Rum Ortodoks Kilisesi ve EOKA’nın ENOSİS’i gerçekleştirmek için ortaklaşa sürdürdükleri şiddet hareketlerini, Kıbrıs Rum tarafı dünya kamuoyuna “bağımsızlık” için verilen bir “kurtuluş mücadelesi” olarak takdim etmeye çalışmaktadır. Halbuki şiddet eylemlerinin çoğunluğu o günün sömürge idaresi durumunda bulunan İngiltere’den ziyade, Kıbrıs Türklerine karşı yapılmaktaydı.

EOKA’nın fiilî şiddet eylemlerinin başladığı 1955’lere kadar, Atatürk’ün “Yurtta Sulh Cihanda Sulh” ilkesine sadık kalarak barışçı bir dış siyaset gütmekte olan Türkiye Cumhuriyeti, bu olaylar karşısında hareketsiz kalınamayacağını anladı. 1955’te Londra da toplanan Konferansta Türkiye, Kıbrıs konusunda ilgili bir taraf olduğunu kabul ettirdi.
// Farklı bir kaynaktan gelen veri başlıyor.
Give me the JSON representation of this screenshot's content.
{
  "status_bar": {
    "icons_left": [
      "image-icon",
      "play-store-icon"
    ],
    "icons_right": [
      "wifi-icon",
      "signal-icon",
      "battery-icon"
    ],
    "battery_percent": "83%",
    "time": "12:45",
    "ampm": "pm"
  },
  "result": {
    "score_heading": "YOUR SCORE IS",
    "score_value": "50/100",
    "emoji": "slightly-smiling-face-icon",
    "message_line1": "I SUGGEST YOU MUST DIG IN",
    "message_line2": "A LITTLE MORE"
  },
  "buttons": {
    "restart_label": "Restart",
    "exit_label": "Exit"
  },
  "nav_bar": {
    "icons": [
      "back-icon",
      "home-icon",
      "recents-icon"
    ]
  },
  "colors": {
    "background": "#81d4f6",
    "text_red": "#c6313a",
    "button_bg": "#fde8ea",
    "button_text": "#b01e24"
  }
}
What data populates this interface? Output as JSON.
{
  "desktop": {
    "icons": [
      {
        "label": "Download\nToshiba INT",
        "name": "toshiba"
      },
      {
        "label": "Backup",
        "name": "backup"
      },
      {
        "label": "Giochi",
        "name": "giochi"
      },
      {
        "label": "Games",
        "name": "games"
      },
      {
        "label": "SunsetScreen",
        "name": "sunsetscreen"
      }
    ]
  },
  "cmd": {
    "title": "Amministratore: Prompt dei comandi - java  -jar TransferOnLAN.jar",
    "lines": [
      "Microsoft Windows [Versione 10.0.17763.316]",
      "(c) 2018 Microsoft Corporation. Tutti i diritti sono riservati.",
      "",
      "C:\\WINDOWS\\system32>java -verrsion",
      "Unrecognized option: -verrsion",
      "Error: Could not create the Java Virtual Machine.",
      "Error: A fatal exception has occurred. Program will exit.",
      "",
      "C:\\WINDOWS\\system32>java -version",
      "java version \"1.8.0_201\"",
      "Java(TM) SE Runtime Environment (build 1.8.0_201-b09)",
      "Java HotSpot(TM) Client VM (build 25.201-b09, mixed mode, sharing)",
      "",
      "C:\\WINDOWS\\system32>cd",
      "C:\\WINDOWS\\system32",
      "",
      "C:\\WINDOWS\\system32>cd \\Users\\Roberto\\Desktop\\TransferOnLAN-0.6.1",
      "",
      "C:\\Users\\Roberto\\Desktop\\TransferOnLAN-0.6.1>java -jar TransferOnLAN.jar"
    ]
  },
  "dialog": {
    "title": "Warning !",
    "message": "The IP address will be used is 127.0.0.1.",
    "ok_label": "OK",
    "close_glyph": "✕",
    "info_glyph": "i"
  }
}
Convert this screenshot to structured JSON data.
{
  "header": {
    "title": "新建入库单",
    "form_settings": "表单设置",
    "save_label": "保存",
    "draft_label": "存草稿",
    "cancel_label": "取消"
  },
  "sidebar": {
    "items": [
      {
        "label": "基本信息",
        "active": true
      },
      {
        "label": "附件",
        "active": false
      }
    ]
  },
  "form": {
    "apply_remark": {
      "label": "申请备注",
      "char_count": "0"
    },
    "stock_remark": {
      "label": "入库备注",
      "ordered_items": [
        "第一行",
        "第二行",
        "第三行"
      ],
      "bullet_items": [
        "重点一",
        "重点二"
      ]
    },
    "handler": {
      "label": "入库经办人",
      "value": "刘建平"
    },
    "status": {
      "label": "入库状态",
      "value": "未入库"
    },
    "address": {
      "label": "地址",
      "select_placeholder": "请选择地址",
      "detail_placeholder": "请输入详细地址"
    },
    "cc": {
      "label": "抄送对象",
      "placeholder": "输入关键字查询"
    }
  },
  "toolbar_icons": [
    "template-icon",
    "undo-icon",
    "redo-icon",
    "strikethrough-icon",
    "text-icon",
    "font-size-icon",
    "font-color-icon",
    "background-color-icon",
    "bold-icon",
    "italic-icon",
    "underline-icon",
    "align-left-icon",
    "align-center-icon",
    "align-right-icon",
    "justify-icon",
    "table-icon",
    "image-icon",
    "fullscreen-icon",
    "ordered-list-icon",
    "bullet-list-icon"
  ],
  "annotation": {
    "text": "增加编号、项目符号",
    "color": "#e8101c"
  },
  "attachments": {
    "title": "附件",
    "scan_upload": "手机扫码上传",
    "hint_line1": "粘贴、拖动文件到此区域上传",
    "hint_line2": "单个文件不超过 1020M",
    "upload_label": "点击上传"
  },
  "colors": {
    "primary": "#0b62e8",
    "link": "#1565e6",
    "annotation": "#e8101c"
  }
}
1956’da Kıbrıs sorunu B.M. önüne getirilmek istendiğinde, Türkiye gerek hükümeti, gerek basını, gerekse kamuoyuyla bir bütün olarak Kıbrıs Türkü’nün yanındadır. Konu bazı devletlerin muhalefetiyle ertelenir. Rumların ENOSİS talebine karşı bir antitez olarak TAKSİM fikri ortaya atılır. Barış ve uzlaşma adına Türkiye ve Kıbrıs Türk liderliği bunu kabul eder, fakat Rumlar Kıbrıs’ı bir Yunan adası görmeye devam etmekte ve ENOSİS üzerinde ısrar etmektedirler.

EOKA’nın Kıbrıs Türk Halkına yönelttiği şiddet ve saldırıların artarak devam etmesi üzerine 1 Nisan 1958 yılında, Kıbrıs Türk Halkı kendilerini bu saldırılara karşı korumak maksadı ile Anavatan Türkiye’nin de desteğini alarak, bir direniş örgütü olan Türk Mukavemet Teşkilatını (TMT) kurmuştur. Rumlar geniş kapsamlı saldırılarına başlayana kadar TMT eylemde bulunmamıştır.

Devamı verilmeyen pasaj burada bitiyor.